La principale questione di equità tra generazioni che si intuisce da tali dati, è anzitutto una questione di uguaglianza nelle libertà, i giovani dovranno farsi carico tramite una tassazione, presumibilmente sempre più oppressiva, della crescente popolazione anziana e pensionata. Le future generazioni non solo, quindi, godranno di tutele distributive inferiori a quelle dei loro genitori, ma saranno gravate da una tassazione che ridurrà le loro opportunità economiche di lavoro e di impresa, che minerà la loro libertà economica e renderà sempre più difficile per loro qualsiasi tipo di sviluppo individuale, di iniziativa economica.

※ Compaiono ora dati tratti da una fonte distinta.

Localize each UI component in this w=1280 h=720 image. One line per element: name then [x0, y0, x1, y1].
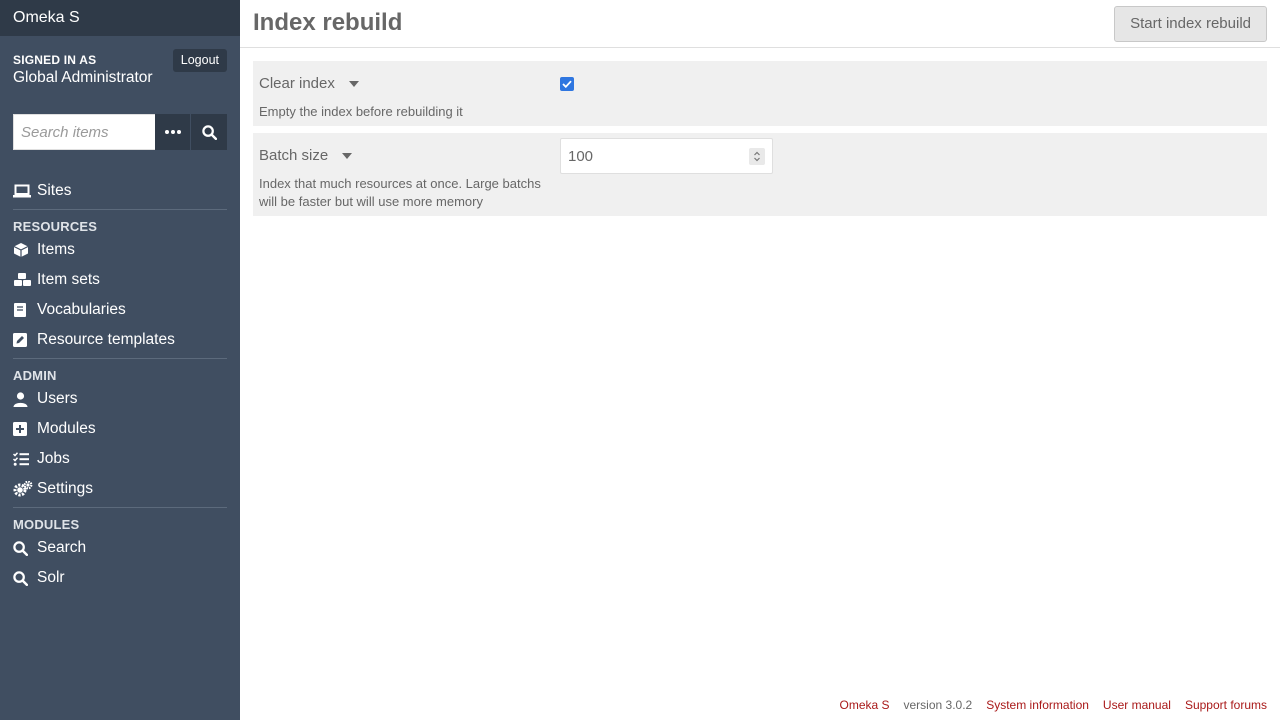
user-icon — [13, 390, 37, 408]
page-header: Index rebuild Start index rebuild — [240, 0, 1280, 48]
batch-size-label: Batch size — [259, 147, 329, 164]
cubes-icon — [13, 271, 37, 289]
nav-label: Item sets — [37, 271, 100, 288]
field-clear-index: Clear index Empty the index before rebui… — [253, 61, 1267, 126]
nav-item-solr[interactable]: Solr — [13, 563, 227, 593]
search-submit-button[interactable] — [191, 114, 227, 150]
footer-system-information-link[interactable]: System information — [986, 698, 1089, 712]
cogs-icon — [13, 480, 37, 498]
field-label-row: Batch size — [259, 147, 353, 164]
footer-user-manual-link[interactable]: User manual — [1103, 698, 1171, 712]
start-index-rebuild-button[interactable]: Start index rebuild — [1114, 6, 1267, 42]
edit-icon — [13, 331, 37, 349]
user-bar: SIGNED IN AS Global Administrator Logout — [0, 36, 240, 95]
nav-heading-resources: RESOURCES — [13, 219, 98, 234]
sidebar: Omeka S SIGNED IN AS Global Administrato… — [0, 0, 240, 720]
nav-label: Vocabularies — [37, 301, 126, 318]
footer-omeka-link[interactable]: Omeka S — [839, 698, 889, 712]
field-label-row: Clear index — [259, 75, 359, 92]
nav-item-settings[interactable]: Settings — [13, 474, 227, 504]
footer-version: version 3.0.2 — [903, 698, 973, 712]
nav-label: Search — [37, 539, 87, 556]
batch-size-value: 100 — [568, 148, 594, 165]
page-title: Index rebuild — [253, 9, 403, 36]
search-icon — [13, 569, 37, 587]
nav-divider — [13, 507, 227, 508]
nav-item-vocabularies[interactable]: Vocabularies — [13, 295, 227, 325]
nav-item-resource-templates[interactable]: Resource templates — [13, 325, 227, 355]
caret-down-icon[interactable] — [342, 152, 353, 159]
main-nav: Sites RESOURCES Items Item sets Vocabula… — [0, 176, 240, 593]
laptop-icon — [13, 182, 37, 200]
nav-label: Sites — [37, 182, 72, 199]
clear-index-description: Empty the index before rebuilding it — [259, 104, 463, 119]
nav-divider — [13, 358, 227, 359]
checkmark-icon — [562, 80, 572, 88]
batch-size-description: Index that much resources at once. Large… — [259, 176, 541, 209]
nav-item-jobs[interactable]: Jobs — [13, 444, 227, 474]
nav-divider — [13, 209, 227, 210]
nav-item-users[interactable]: Users — [13, 384, 227, 414]
cube-icon — [13, 241, 37, 259]
tasks-icon — [13, 450, 37, 468]
nav-item-modules[interactable]: Modules — [13, 414, 227, 444]
nav-label: Items — [37, 241, 75, 258]
ellipsis-icon — [164, 130, 181, 134]
footer: Omeka S version 3.0.2 System information… — [839, 698, 1267, 712]
search-options-button[interactable] — [155, 114, 191, 150]
nav-item-item-sets[interactable]: Item sets — [13, 265, 227, 295]
nav-label: Resource templates — [37, 331, 175, 348]
search-form — [13, 114, 227, 150]
stepper-arrows-icon — [754, 151, 760, 162]
nav-label: Users — [37, 390, 78, 407]
nav-item-search[interactable]: Search — [13, 533, 227, 563]
nav-heading-modules: MODULES — [13, 517, 80, 532]
batch-size-input[interactable]: 100 — [560, 138, 773, 174]
nav-heading-admin: ADMIN — [13, 368, 57, 383]
clear-index-label: Clear index — [259, 75, 335, 92]
nav-label: Jobs — [37, 450, 70, 467]
number-stepper[interactable] — [749, 148, 765, 165]
search-icon — [201, 124, 217, 140]
logout-button[interactable]: Logout — [172, 49, 227, 72]
plus-square-icon — [13, 420, 37, 438]
footer-support-forums-link[interactable]: Support forums — [1185, 698, 1267, 712]
nav-label: Settings — [37, 480, 94, 497]
nav-label: Modules — [37, 420, 96, 437]
nav-item-sites[interactable]: Sites — [13, 176, 227, 206]
caret-down-icon[interactable] — [348, 80, 359, 87]
nav-item-items[interactable]: Items — [13, 235, 227, 265]
nav-label: Solr — [37, 569, 65, 586]
book-icon — [13, 301, 37, 319]
clear-index-checkbox[interactable] — [560, 77, 574, 91]
search-icon — [13, 539, 37, 557]
search-input[interactable] — [13, 114, 155, 150]
brand-link[interactable]: Omeka S — [0, 0, 240, 36]
field-batch-size: Batch size Index that much resources at … — [253, 133, 1267, 216]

Tuttavia, la proliferazione del debito può essere vista da un’altra angolazione. Il debito pone sia una questione costituzionale, dal punto di vista dello Stato di Diritto (di rispetto delle regole) che una questione di responsabilità democratica.
L’articolo 81 della Costituzione - sin dalla sua prima formulazione - poneva l’obiettivo di una gestione oculata (e non in deficit) delle finanze pubbliche e prescriveva la necessità di trovare “mezzi per farvi fronte” per le nuove o maggiori spese previste da ogni legge. La conseguenza logica di questa impostazione è un potenziale di spesa limitato dello Stato, limitato dalle risorse disponibili, limitato alle necessità. Nondimeno l’interpretazione originale dell’articolo 81 fu aggirata e travisata a patire dagli anni ’60 con l’intento principale della monetizzazione del consenso; potremmo, dunque, dire che forse siamo davanti a ciò che Von Hayek definiva “democrazia illimitata”. I rappresentanti del popolo, il Governo, ritengono (e ritennero) di non dover essere sottoposti a limite alcuno nel loro agire, non a un limite che fosse semplicemente un limite materiale, economico, di disponibilità di risorse, non a un limite costituzionale.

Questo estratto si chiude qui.